Can these cases be reliably distinguished by inspecting the pre-softmax outputs? You might expect two low activations in the former case, and two high ones in the latter?

Sorry if this is well-known. I’m sure it must has been studied, but a quick google search didn’t help.

I think this is not guaranteed: for K classes you have K-1 fractions that define output, and one dimension is essentially arbitrary (sometimes it is set to zero as “calibrating” dimension). So, while it is intuitive to think about K positive scores, sum of these scores is not enforced to be meaningful (you may contrast this with dirichlet parameters).

I agree. Still, there may be something to the intuition that the raw output of the “cat node” node should correlate with the presence of cats, even if you have K-1 other animals categories. It may of course be that the “cat node” really represents the signal “lack of non-cat animal”.

I’m not hoping for a mathematical theorem (although that would be nice), but wonder if it has been studied empirically. Since it’s such an obvious idea, I guess something would have been published on this.

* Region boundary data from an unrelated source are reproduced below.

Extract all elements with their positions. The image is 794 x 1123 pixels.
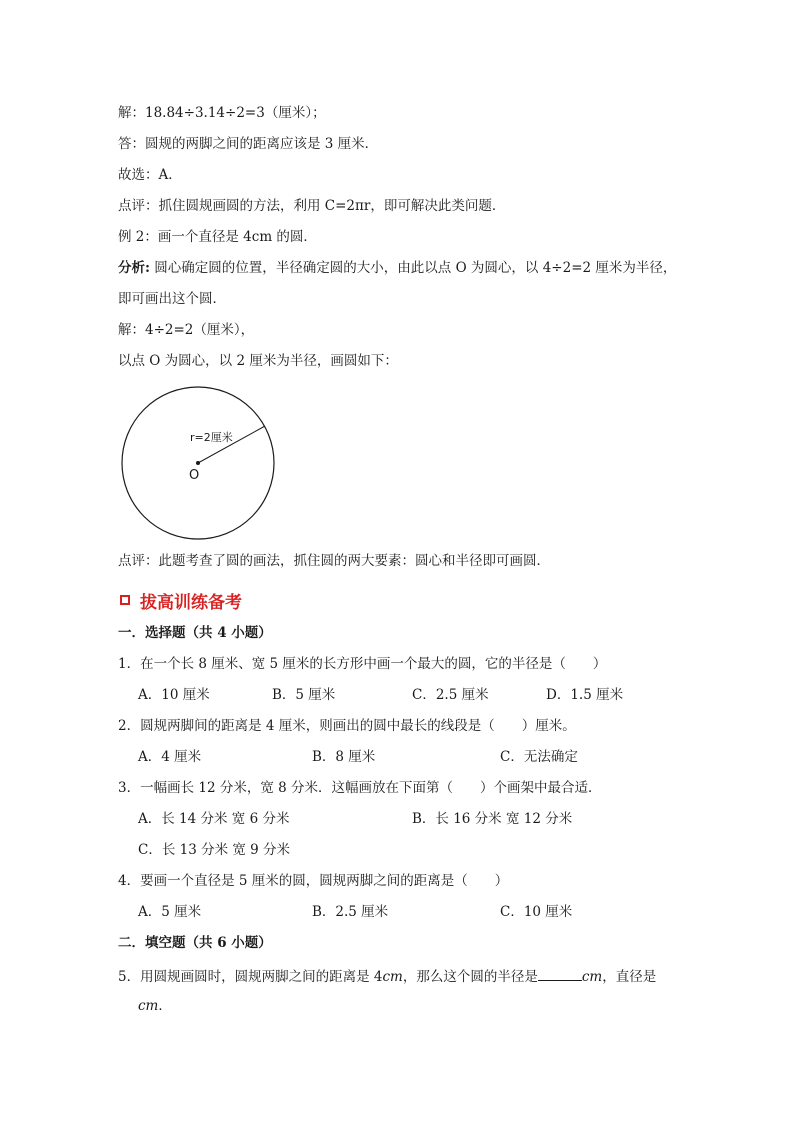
- q2-option-c: C．无法确定: [500, 749, 578, 765]
- example-2-analysis: [118, 259, 676, 277]
- section-title: 拔高训练备考: [140, 592, 242, 613]
- solution-answer-line: 答：圆规的两脚之间的距离应该是 3 厘米．: [118, 136, 379, 152]
- q4-option-b: B．2.5 厘米: [312, 904, 389, 920]
- example-2-title: 例 2：画一个直径是 4cm 的圆．: [118, 229, 317, 245]
- q4-option-a: A．5 厘米: [138, 904, 202, 920]
- q5-blank-radius[interactable]: [538, 966, 582, 981]
- drawing-intro: 以点 O 为圆心，以 2 厘米为半径，画圆如下：: [118, 353, 398, 369]
- section-header: [118, 588, 242, 612]
- question-1: 1．在一个长 8 厘米、宽 5 厘米的长方形中画一个最大的圆，它的半径是（ ）: [118, 656, 607, 672]
- q5-text-1: 5．用圆规画圆时，圆规两脚之间的距离是 4: [118, 969, 383, 985]
- q1-option-c: C．2.5 厘米: [412, 687, 489, 703]
- part-2-heading: 二．填空题（共 6 小题）: [118, 935, 272, 951]
- part-1-heading: 一．选择题（共 4 小题）: [118, 625, 272, 641]
- q5-unit-1: cm: [382, 969, 403, 985]
- q2-option-a: A．4 厘米: [138, 749, 202, 765]
- circle-figure: [118, 383, 283, 543]
- center-point: [196, 461, 200, 465]
- analysis-label: 分析:: [118, 260, 150, 276]
- analysis-text-2: 即可画出这个圆．: [118, 291, 226, 307]
- question-5-line-2: [138, 997, 172, 1015]
- question-2: 2．圆规两脚间的距离是 4 厘米，则画出的圆中最长的线段是（ ）厘米。: [118, 718, 576, 734]
- q5-end: ．: [158, 998, 172, 1014]
- solution-line-1: 解：18.84÷3.14÷2=3（厘米）；: [118, 105, 326, 121]
- q1-option-b: B．5 厘米: [272, 687, 336, 703]
- q3-option-c: C．长 13 分米 宽 9 分米: [138, 842, 291, 858]
- center-label: O: [189, 468, 200, 483]
- question-3: 3．一幅画长 12 分米，宽 8 分米．这幅画放在下面第（ ）个画架中最合适．: [118, 780, 602, 796]
- section-box-icon: [120, 595, 130, 605]
- radius-label: r=2厘米: [190, 431, 233, 444]
- q5-unit-3: cm: [138, 998, 159, 1014]
- example-2-comment: 点评：此题考查了圆的画法，抓住圆的两大要素：圆心和半径即可画圆．: [118, 553, 550, 569]
- q5-text-2: ，那么这个圆的半径是: [402, 969, 538, 985]
- q2-option-b: B．8 厘米: [312, 749, 376, 765]
- q3-option-a: A．长 14 分米 宽 6 分米: [138, 811, 290, 827]
- q5-text-3: ，直径是: [602, 969, 657, 985]
- q3-option-b: B．长 16 分米 宽 12 分米: [412, 811, 573, 827]
- q1-option-a: A．10 厘米: [138, 687, 210, 703]
- question-5-line-1: [118, 966, 656, 986]
- question-4: 4．要画一个直径是 5 厘米的圆，圆规两脚之间的距离是（ ）: [118, 873, 509, 889]
- solution-choice-line: 故选：A．: [118, 167, 182, 183]
- example-2-solution: 解：4÷2=2（厘米），: [118, 322, 255, 338]
- q5-unit-2: cm: [581, 969, 603, 985]
- q1-option-d: D．1.5 厘米: [546, 687, 624, 703]
- analysis-text-1: 圆心确定圆的位置，半径确定圆的大小，由此以点 O 为圆心，以 4÷2=2 厘米为半径，: [149, 260, 677, 276]
- solution-comment-line: 点评：抓住圆规画圆的方法，利用 C=2πr，即可解决此类问题．: [118, 198, 506, 214]
- q4-option-c: C．10 厘米: [500, 904, 573, 920]
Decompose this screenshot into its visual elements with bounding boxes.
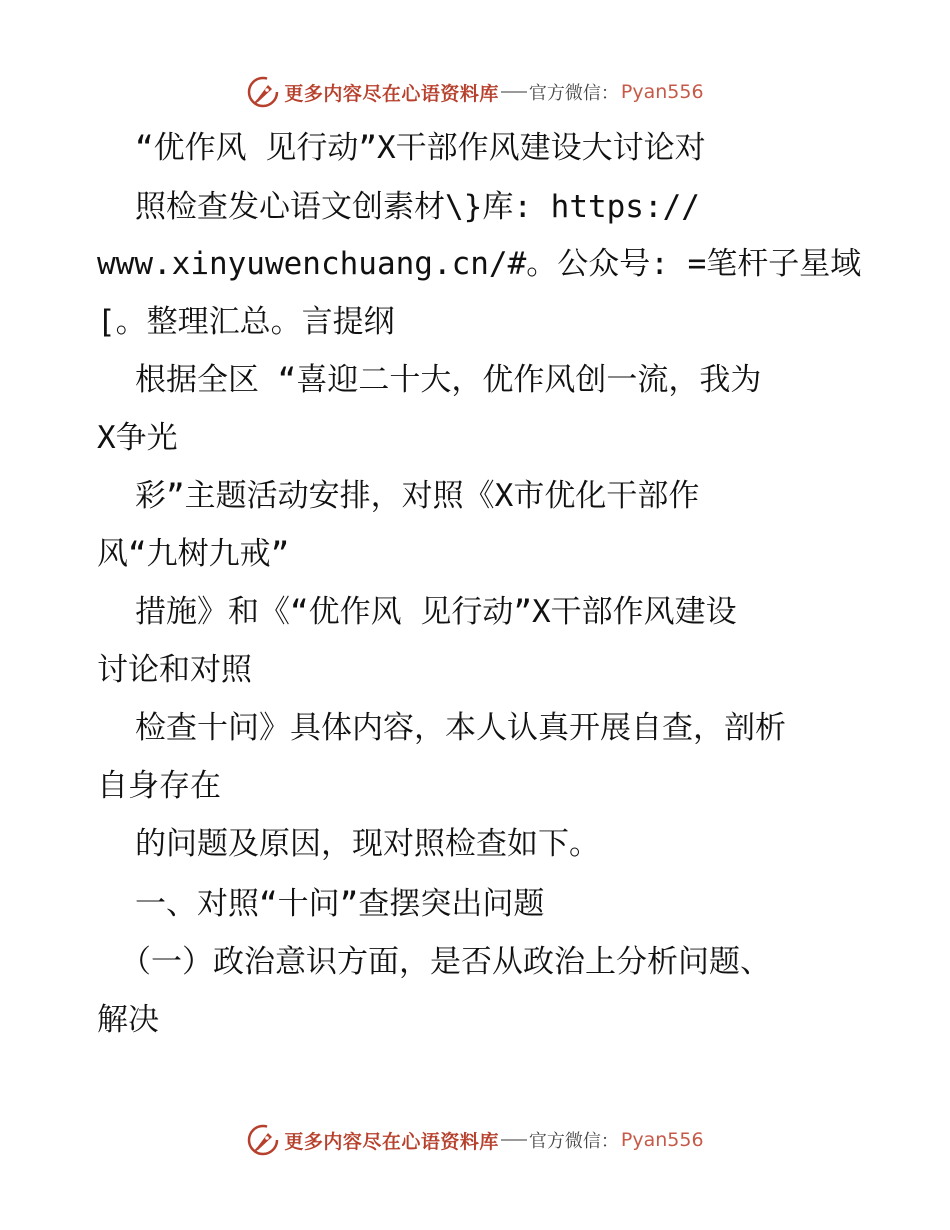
banner-dash [501,1139,527,1141]
doc-line: 照检查发心语文创素材\}库: https:// [135,189,700,225]
doc-line: 风“九树九戒” [97,536,290,572]
wechat-id: Pyan556 [620,81,704,103]
doc-line: 检查十问》具体内容，本人认真开展自查，剖析 [135,710,786,746]
doc-line: X争光 [97,420,178,456]
footer-banner [0,1120,950,1160]
doc-line: 解决 [97,1002,159,1038]
subsection-heading: （一）政治意识方面，是否从政治上分析问题、 [120,944,771,980]
library-brand-text: 更多内容尽在心语资料库 [284,82,499,105]
doc-line: 的问题及原因，现对照检查如下。 [135,826,600,862]
pen-nib-logo-icon [246,1123,280,1157]
doc-line: [。整理汇总。言提纲 [97,304,395,340]
library-brand-text: 更多内容尽在心语资料库 [284,1130,499,1153]
doc-line: www.xinyuwenchuang.cn/#。公众号: =笔杆子星域 [97,246,862,282]
section-heading: 一、对照“十问”查摆突出问题 [135,886,545,922]
wechat-label: 官方微信： [528,1131,619,1152]
doc-line: 自身存在 [97,768,221,804]
doc-line: 根据全区 “喜迎二十大，优作风创一流，我为 [135,362,762,398]
doc-line: 措施》和《“优作风 见行动”X干部作风建设 [135,594,737,630]
header-banner [0,72,950,112]
doc-line: “优作风 见行动”X干部作风建设大讨论对 [135,130,706,166]
doc-line: 讨论和对照 [97,652,252,688]
doc-line: 彩”主题活动安排，对照《X市优化干部作 [135,478,700,514]
banner-dash [501,91,527,93]
wechat-label: 官方微信： [528,83,619,104]
wechat-id: Pyan556 [620,1129,704,1151]
pen-nib-logo-icon [246,75,280,109]
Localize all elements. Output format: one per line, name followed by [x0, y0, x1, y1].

I think negative numbers prevent that; in your example, “cat detector” can choose to increase cat scores or decrease all other scores. You could maybe achieve correlation if you enforce non-negative final network segment (weights & features), but then softmax (exponentiation part) would be not necessary. And sum of scores would still be undetermined, and may actually grow without bound.

Again, I agree, and by “lack of non-cat animal” I meant just that: instead of increasing the “cat output” on cat images, it may just as well decrease the other outputs (making them more negative). Still, it might be worth testing, and my question is if someone knows about any systematic empirical test of this (mathematically naive) hypothesis.